The firm, which was one of the boutique luxury skyscraper’s first tenants when it was completed in the early 1990s, just renewed its lease for the five floors it occupies near the top of the 60-story building, a deal totaling about 41,500 square feet.
Kingdon’s lease didn’t run out for the floors, 47, 48, 49, 50 and 51, until 2012, but the firm decided to take advantage of the current market conditions and sign an early 10-year extension stretching beyond that expiration so that it can capitalize on the current drop in rents.
Of course, discounted rents in a building as prestigious as Carnegie Hall Tower are relative. During the market’s peak before the recession, the tower, which has vast views of Central Park, was one among an exclusive handful that could net rates in the mid $100s per square foot and beyond.
Prices that exorbitant have all but vanished since the downturn except for the most unique spaces such as the un-leased top floor of the nearby luxury tower 9 West 57th Street.
Still, many experts familiar with Manhattan’s high end leasing market say that Kingdon’s deal could have been for rates approaching triple figures or that even escalate beyond that benchmark. Kingdon, according to brokers familiar with the firm, had perused the market for competing space before deciding to renew, taking a hard look at 9 West 57th.
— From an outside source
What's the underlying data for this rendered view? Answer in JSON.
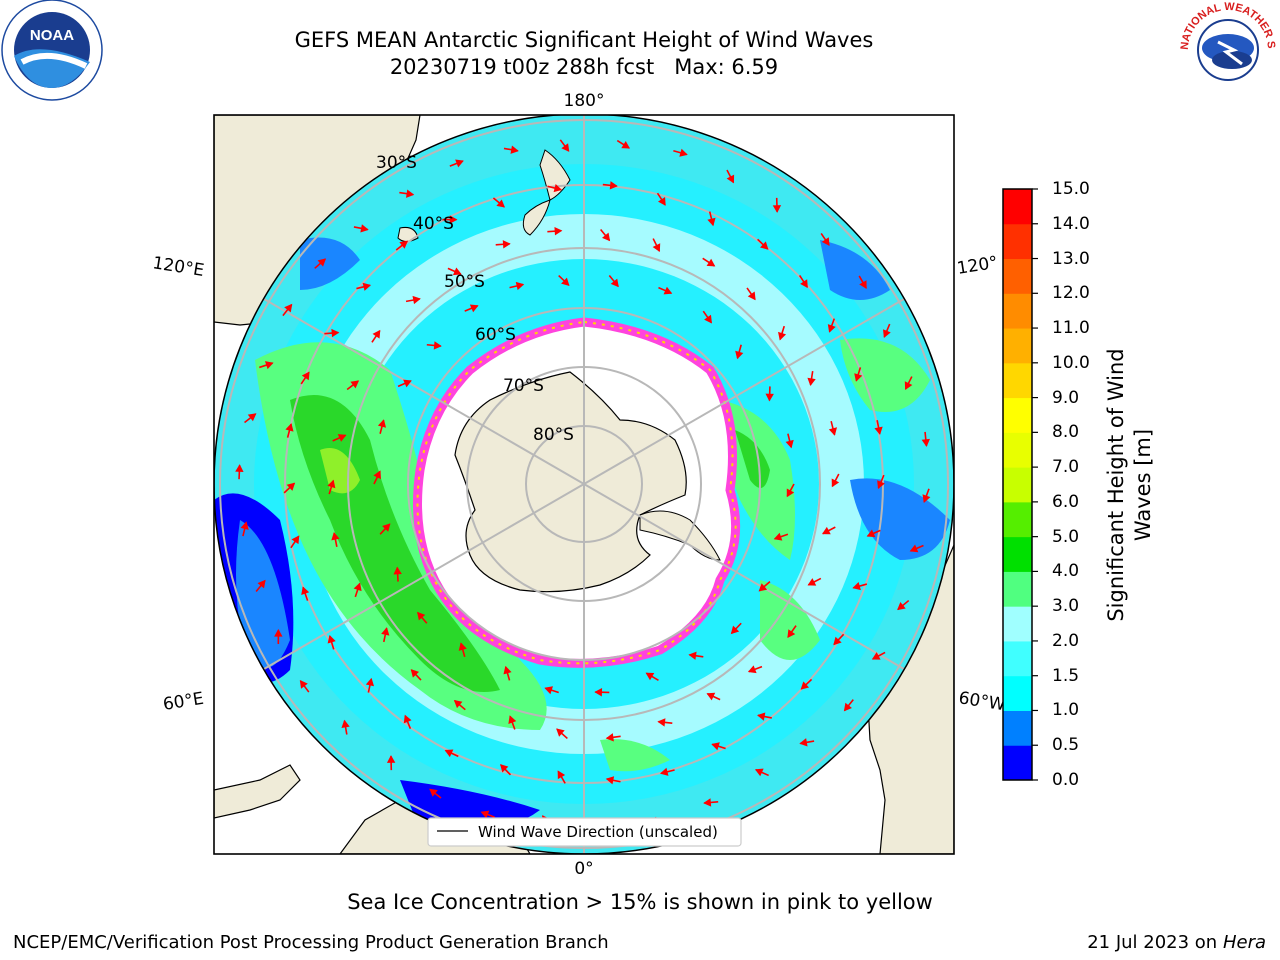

It’s not clear if the firm’s consideration of that building could have sprouted into more formal discussions, but deal making at 9 West appeared to come to an abrupt halt when the building’s enigmatic landlord Sheldon Solow reemerged from a mysterious absence and nixed transactions that were being arranged in his absence.
Among those reportedly bumped from the building was the hedge fund SAC Capital, which had been in serious talks to take space there. Solow, who is in his early 80s, is praised as a real estate visionary for developing the stunning skyscraper and other properties, but is notoriously selective of who he allows in the tower and for his insistence on rents well above market, behavior that has allowed large vacancies to accrue.
Billy Cohen the Newmark Knight Frank executive who has been Carnegie Hall Tower’s longtime leasing agent said that even though tenants routinely explore the market to get a sense of their options come time for renewal, few end up leaving Carnegie Hall Tower’s stunning spaces.
“A lot of hedge funds and investment firms in the building feel that it brings them good fortune to be here,” Cohen said, noting that almost the entire upper portion of the tower has all original tenants in place who, like Kingdon, took their spaces when the building was completed.
Incidentally, one of the few tenants to vacate Carnegie Hall Tower in recent years, Atticus Capital, which relocated to the General Motors Building in order to more efficiently spread its operations on that high-end tower’s larger floors, shut down last year.
In another recent deal at Carnegie Hall Tower, Stone Tower Capital subleased its 10,000 square foot space comprising the entire 33rd floor to Scopia Capital.
Cohen said there is virtually no available space in the building except for a few thousand square feet “here and there.”